Телефон звонил отчаянно. Я похмыкал в трубку…
— Алё! — прокричала оттуда тётя Алиса. — Алё! Саша! Я принесла ревень! Спустись на угол, чтобы я зря не лезла к вам. Сегодня ветер, закладывает нос, учти!
Пришлось собираться, выходить — учитывая нос и ветер. На улице было совсем не лето. Сколько ни дыши в ладони, сколько солнце ни лови — впустую всё, лишь грани холода в ответ. Стыль.
На углу, кроме прилипших к асфальту бурых листьев, не было ничего интересного. Пробегали, фыркая от сырости, пешеходы, все сами не свои, неуклюжие…
Пришлось подкинуть монетку и даже прогуляться с закрытыми глазами — чтобы обнаружить тётушку с ревенём её. Тут у нас всегда волшба. Такое место…
Тётя Алиса нашлась на уровне примерно четвертого этажа, над площадью. В летнем кафе. Летнее кафе обреталось на террасе Дома Книги и на самом деле работало до зимы — ведь стойка его была в помещении.
…Надо ли говорить, что углов вокруг было мало, почти совсем не было.
Тётя Алиса крутила в руках щербатую кофейную чашечку, дула в неё и тревожно косилась во все стороны сразу.
— Ехала в галерею, — беспомощно сказала тётя Алиса. — И… Но… Как-то… Я привезла вам ревень. — И она поставила на стол небольшую баночку. — Саша, вам сейчас нужен ревень, я подумала. Он восполняет всё.
— Да, — злобно сказал я, — помогает, чем может.
— Я так волнуюсь за тебя, — сказала тётя Алиса, — сегодня. Просто места не нахожу. И вид у тебя неважный — весь, как сепия размытая. Ты здоров?
— Отнесите ревень маме, — ласково попросил я, — она дома. С находочкой…

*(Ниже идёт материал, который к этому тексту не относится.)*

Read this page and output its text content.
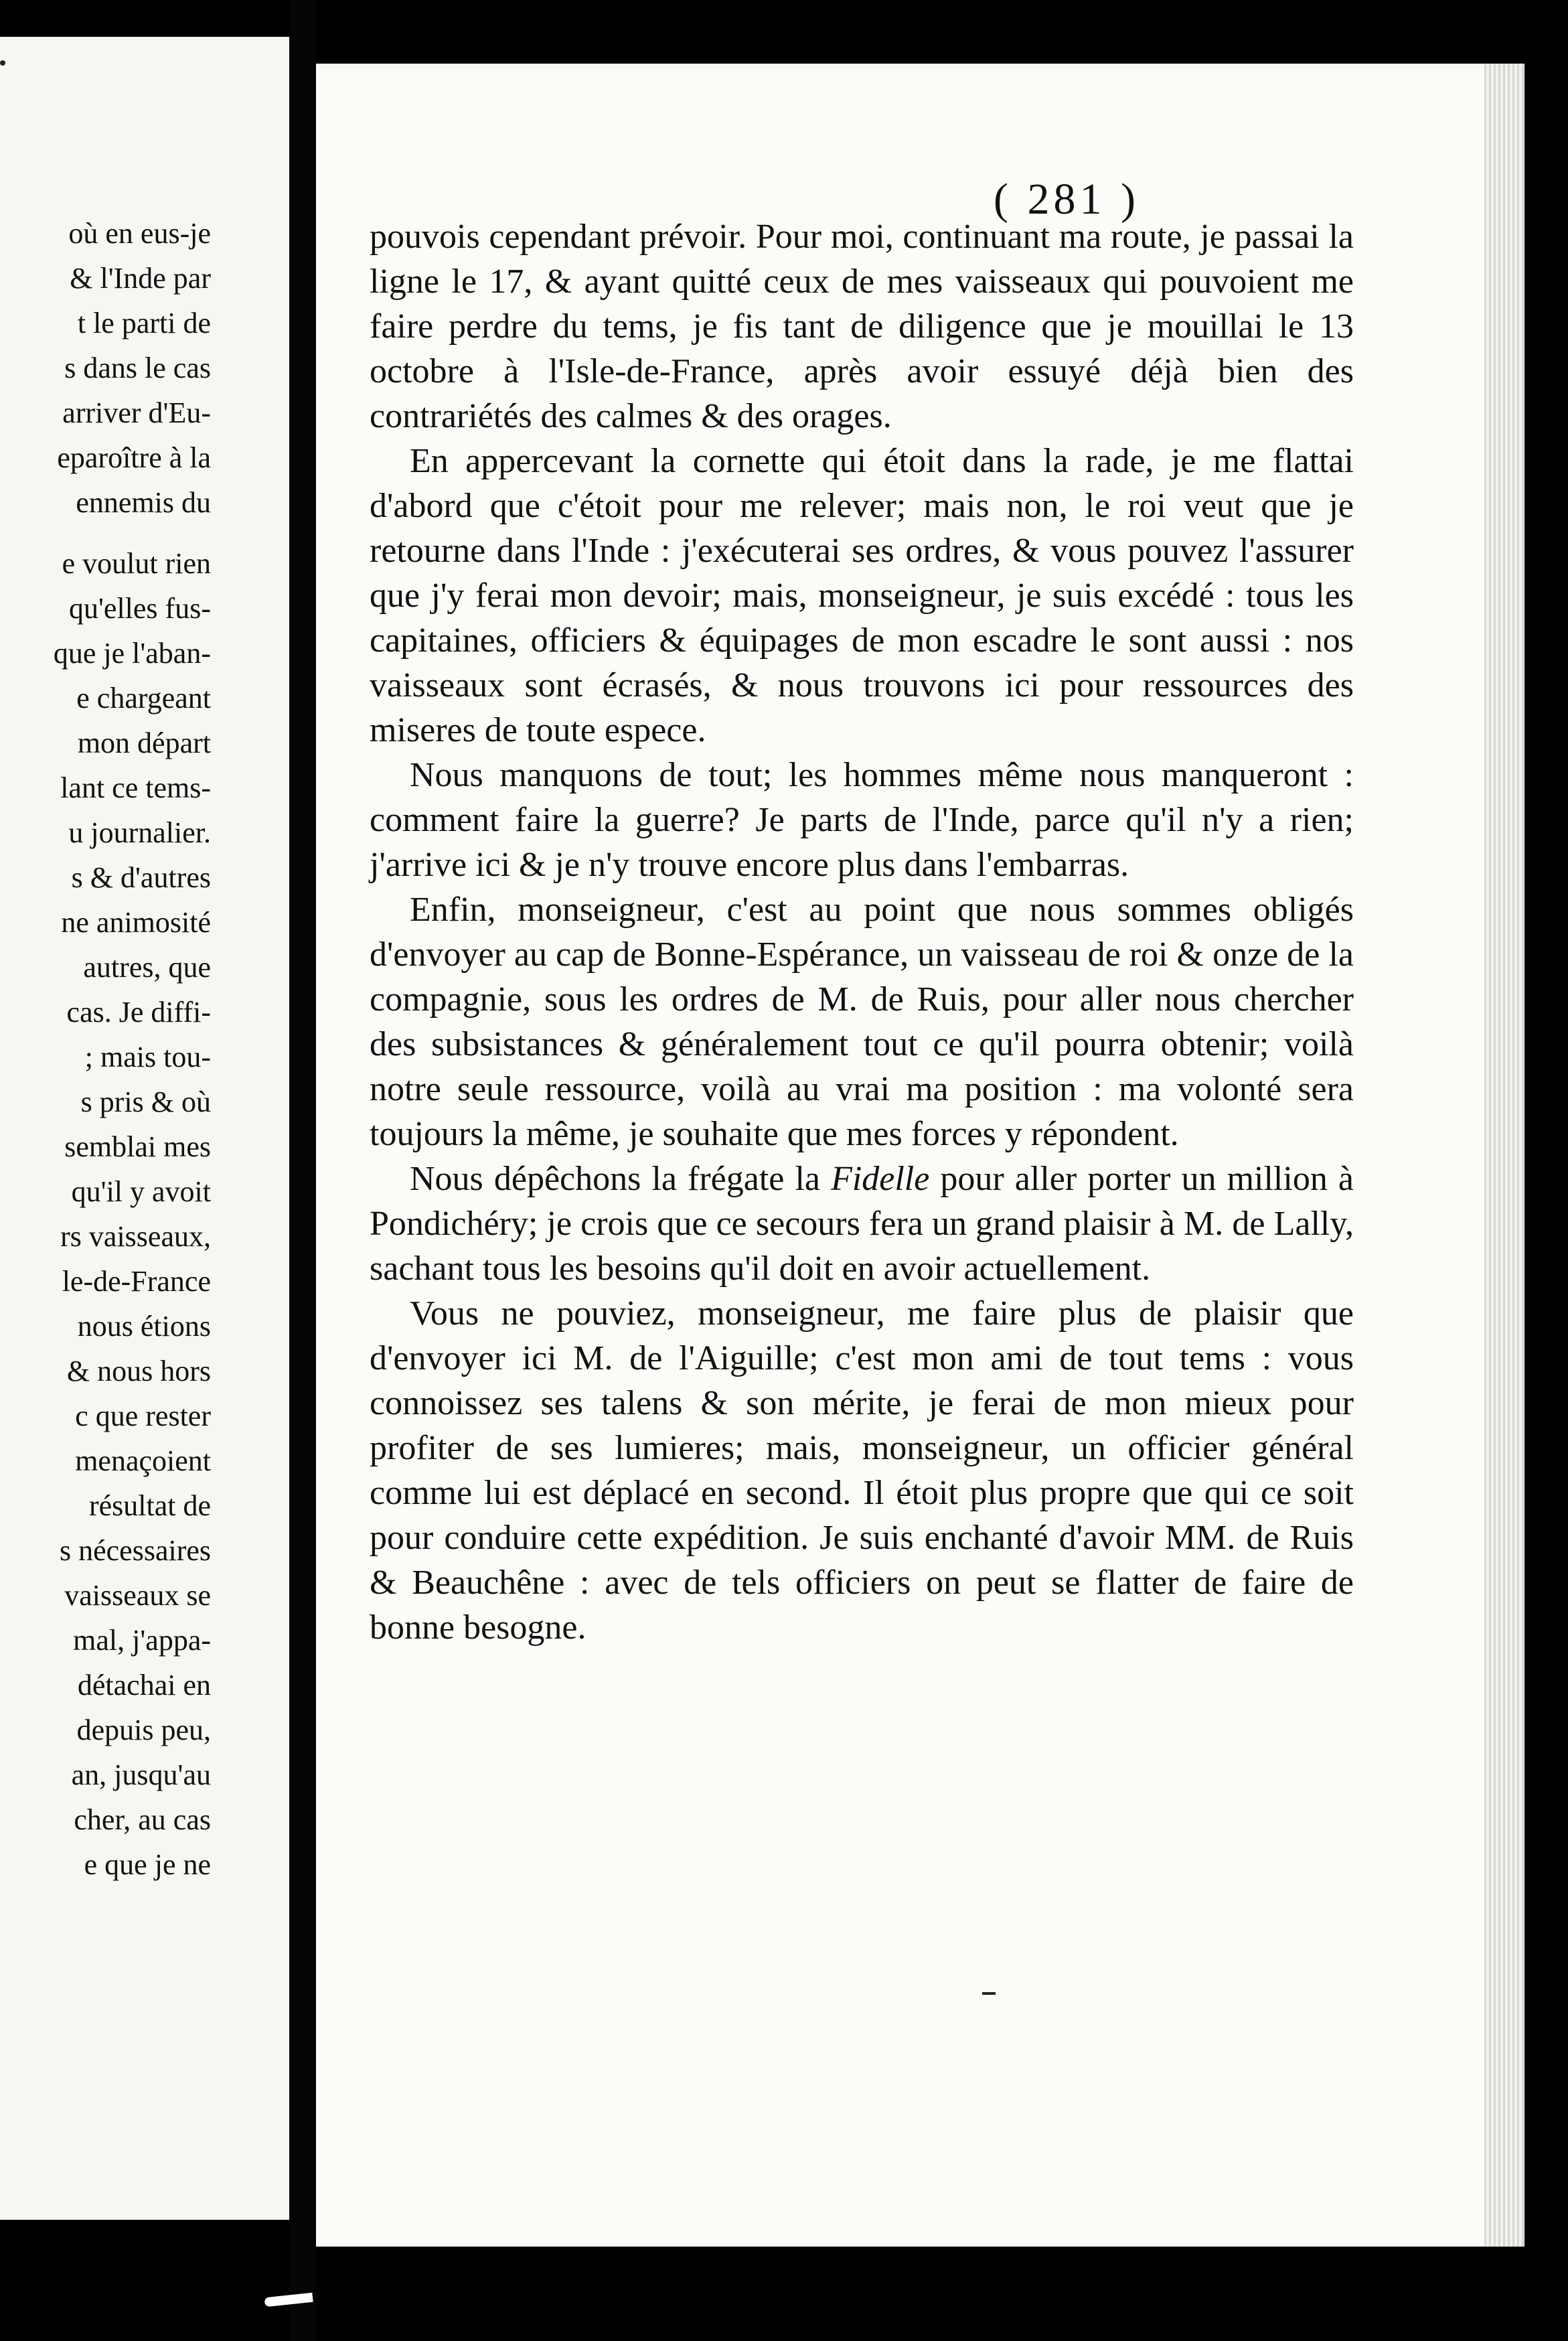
où en eus-je
& l'Inde par
t le parti de
s dans le cas
arriver d'Eu-
eparoître à la
ennemis du
e voulut rien
qu'elles fus-
que je l'aban-
e chargeant
mon départ
lant ce tems-
u journalier.
s & d'autres
ne animosité
autres, que
cas. Je diffi-
; mais tou-
s pris & où
semblai mes
qu'il y avoit
rs vaisseaux,
le-de-France
nous étions
& nous hors
c que rester
menaçoient
résultat de
s nécessaires
vaisseaux se
mal, j'appa-
détachai en
depuis peu,
an, jusqu'au
cher, au cas
e que je ne
( 281 )

pouvois cependant prévoir. Pour moi, continuant ma route, je passai la ligne le 17, & ayant quitté ceux de mes vaisseaux qui pouvoient me faire perdre du tems, je fis tant de diligence que je mouillai le 13 octobre à l'Isle-de-France, après avoir essuyé déjà bien des contrariétés des calmes & des orages.

En appercevant la cornette qui étoit dans la rade, je me flattai d'abord que c'étoit pour me relever; mais non, le roi veut que je retourne dans l'Inde : j'exécuterai ses ordres, & vous pouvez l'assurer que j'y ferai mon devoir; mais, monseigneur, je suis excédé : tous les capitaines, officiers & équipages de mon escadre le sont aussi : nos vaisseaux sont écrasés, & nous trouvons ici pour ressources des miseres de toute espece.

Nous manquons de tout; les hommes même nous manqueront : comment faire la guerre? Je parts de l'Inde, parce qu'il n'y a rien; j'arrive ici & je n'y trouve encore plus dans l'embarras.

Enfin, monseigneur, c'est au point que nous sommes obligés d'envoyer au cap de Bonne-Espérance, un vaisseau de roi & onze de la compagnie, sous les ordres de M. de Ruis, pour aller nous chercher des subsistances & généralement tout ce qu'il pourra obtenir; voilà notre seule ressource, voilà au vrai ma position : ma volonté sera toujours la même, je souhaite que mes forces y répondent.

Nous dépêchons la frégate la Fidelle pour aller porter un million à Pondichéry; je crois que ce secours fera un grand plaisir à M. de Lally, sachant tous les besoins qu'il doit en avoir actuellement.

Vous ne pouviez, monseigneur, me faire plus de plaisir que d'envoyer ici M. de l'Aiguille; c'est mon ami de tout tems : vous connoissez ses talens & son mérite, je ferai de mon mieux pour profiter de ses lumieres; mais, monseigneur, un officier général comme lui est déplacé en second. Il étoit plus propre que qui ce soit pour conduire cette expédition. Je suis enchanté d'avoir MM. de Ruis & Beauchêne : avec de tels officiers on peut se flatter de faire de bonne besogne.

— Думаешь? — тревожно спросила тётя Алиса и зачем-то перевернула кофейную чашку прямо на железную столешницу.
— Ну, бывает, — сознался я. — А что в галерее?
— Да забыла, — легко сказала тётя Алиса. — Сейчас зайду к вам, с ревенём — так, может, и вспомню, да и вернусь к ним… Всё же через площадь, близенько.
За соседним столиком неодобрительно зыркала на окружающее девица с горы — белочка запойная, если уж называть всех их чужими именами.
— Ладно, Саничек, — вздохнула тётка, — пойду к маме твоей, утешусь. Да! Давай глянем, что тебе там выпало — и она перевернула чашечку.
— Гуща кофейная выпала, — сказал я равнодушно. — Ору сейчас будет… Явится фурия с тряпкой — всё ясно до дна.
— Раньше воробьи успеют, — немного мечтательно заметила тётя Алиса. — Но тебе, по кофе судя, письмо какое-то… Ты ждёшь письма?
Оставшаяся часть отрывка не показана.